My lip quivers when she says this, and once again, I feel like the biggest fool in the world. Every part of me wants to race over to his house right now, beg him to forgive me, and ask him if we can start over, but it’s not that easy. I just blasted all our business all over the internet once again without talking to him about it, because it’s what I needed to do for myself. This whole journey I’ve been on started with me wanting to do whatever it took to be confident and happy for me, not to please anyone else. Brent is a big part of that journey, so I couldn’t just not talk about him and everything between us. He didn’t get mad about what I’d already revealed about him, but I don’t really know how he’s going to take it that I just spent three hours pouring out every single teeny tiny detail between us. I hope he understands I needed this outlet to work through everything in my head. And my heart.

While my mother listened. Now my mother knows more about my sex life than any mother should ever know about her daughter. But hey, we can just consider it making up for lost time, since we never had the sex talk while I was growing up.

Maybe Brent won’t even listen to it. He hasn’t sent me a text or called my phone since I left my parents’ house. Maybe I waited too long. Maybe using my podcast as a way to reach him and apologize was immature, but I couldn’t come up with any other idea that was… me. I can be immature. And I can reveal too much information to complete strangers. I once spent fifteen minutes telling a woman in line at the ice cream shop that I was fidgeting so much because I had poison ivy on my vagina (although I said hoo-ha at the time), because I was camping with my family and had to use the woods as a bathroom.

My mom gives me a hug goodbye and tells me she’ll call me tomorrow. After she leaves, I spend entirely too long staring dejectedly out my front window over at Brent’s house before finally turning off all my lights, locking my door, and going to bed.

Wearing his sweatshirt that I washed three times as soon as I got home. It still doesn’t smell like him anymore, but at least it no longer smells like cheese.
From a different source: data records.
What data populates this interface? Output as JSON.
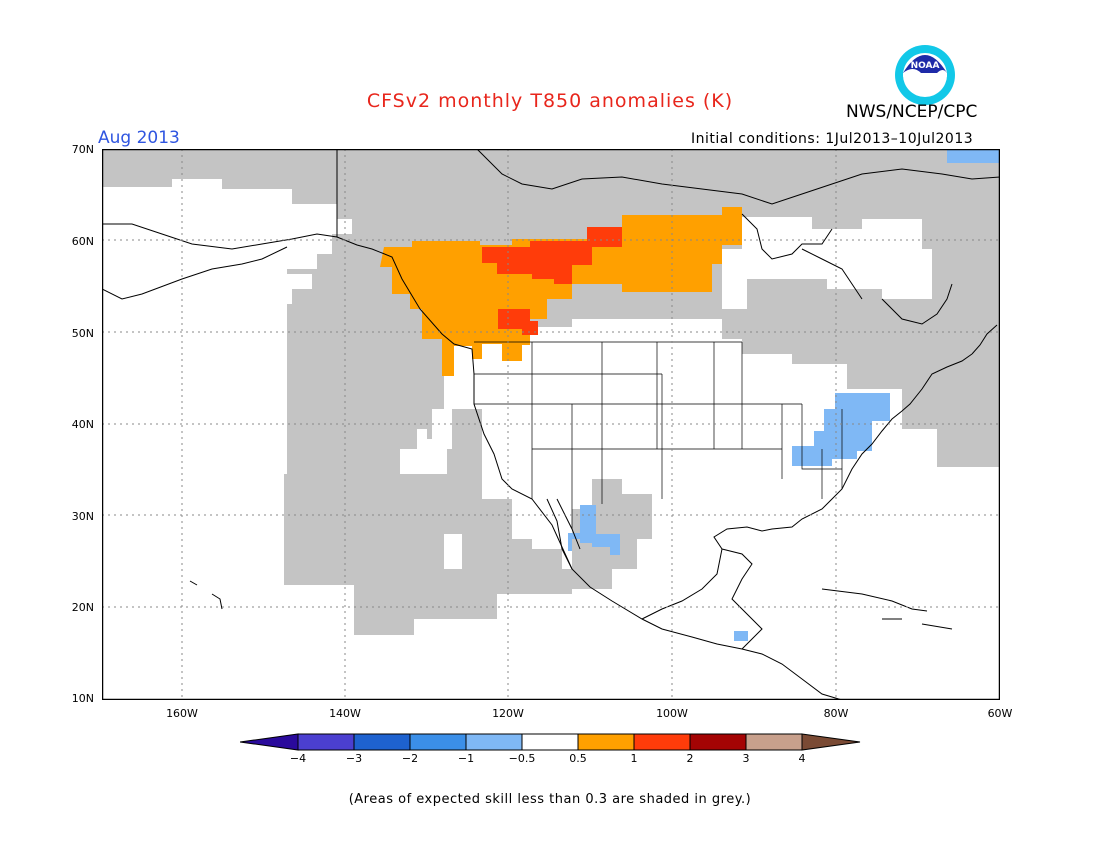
{
  "title": "CFSv2 monthly T850 anomalies (K)",
  "org": "NWS/NCEP/CPC",
  "month": "Aug 2013",
  "initial_conditions": "Initial conditions: 1Jul2013–10Jul2013",
  "note": "(Areas of expected skill less than 0.3 are shaded in grey.)",
  "logo": {
    "icon": "noaa-logo",
    "text": "NOAA"
  },
  "lat_labels": [
    "70N",
    "60N",
    "50N",
    "40N",
    "30N",
    "20N",
    "10N"
  ],
  "lon_labels": [
    "160W",
    "140W",
    "120W",
    "100W",
    "80W",
    "60W"
  ],
  "colorbar": {
    "ticks": [
      "−4",
      "−3",
      "−2",
      "−1",
      "−0.5",
      "0.5",
      "1",
      "2",
      "3",
      "4"
    ],
    "colors": [
      "#2a0a9c",
      "#4b3fd0",
      "#1e62cf",
      "#3b8fe8",
      "#7fb8f5",
      "#ffffff",
      "#ffa000",
      "#ff3c0a",
      "#a40404",
      "#c8a08c",
      "#7a4a34"
    ]
  },
  "colors": {
    "title": "#e8261c",
    "month": "#2f55e0",
    "grey_skill": "#c4c4c4",
    "pos_0_5_to_1": "#ffa000",
    "pos_1_to_2": "#ff3c0a",
    "neg_0_5_to_1": "#7fb8f5"
  }
}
“Oh, hey there, Heidi! It’s good to have you back! Hope everything’s okay with your family,” Dave tells me when I walk into EdenMedia the next morning, shoving my purse into my bottom drawer and firing up my computer.

“You betcha! Everything’s great; thanks for asking,” I tell him, trying not to feel too guilty for making him think something was wrong with my family while I was out.

“Before you get too comfortable there, could you go back to studio four and see if they need anything? Got someone important recording something in there, and I haven’t had a chance to check on them in a while,” Dave says. “I’ll watch the phones for ya.”

Trading places with Dave, I quickly head down the hallway and quietly push open the door to studio four, my eyes immediately going to the small table against the wall where Dave keeps his beverages and snacks. Without looking into the big window above the DAW, and trying to make myself as small and quiet as possible so I don’t disturb the recording on the other side of the window, I walk over to the table and start gathering all the used paper plates, napkins, and dirty Styrofoam coffee cups in my arms, wanting to get rid of this mess before I see if whoever’s recording needs anything.

“And I’m sitting there on my couch, with my dick in my hand, completely enjoying myself and all the dirty thoughts I was having about my adorable neighbor, when my mother just waltzed right into my house.”

The paper plates, napkins, and dirty Styrofoam cups fall out of my arms and flutter to my feet when I not only hear a voice I recognize coming from the speaker mounted on the wall, but a story I recognize as well. My head whips around, and sure enough, there’s Brent sitting on a stool, right next to Aubrey inside the booth.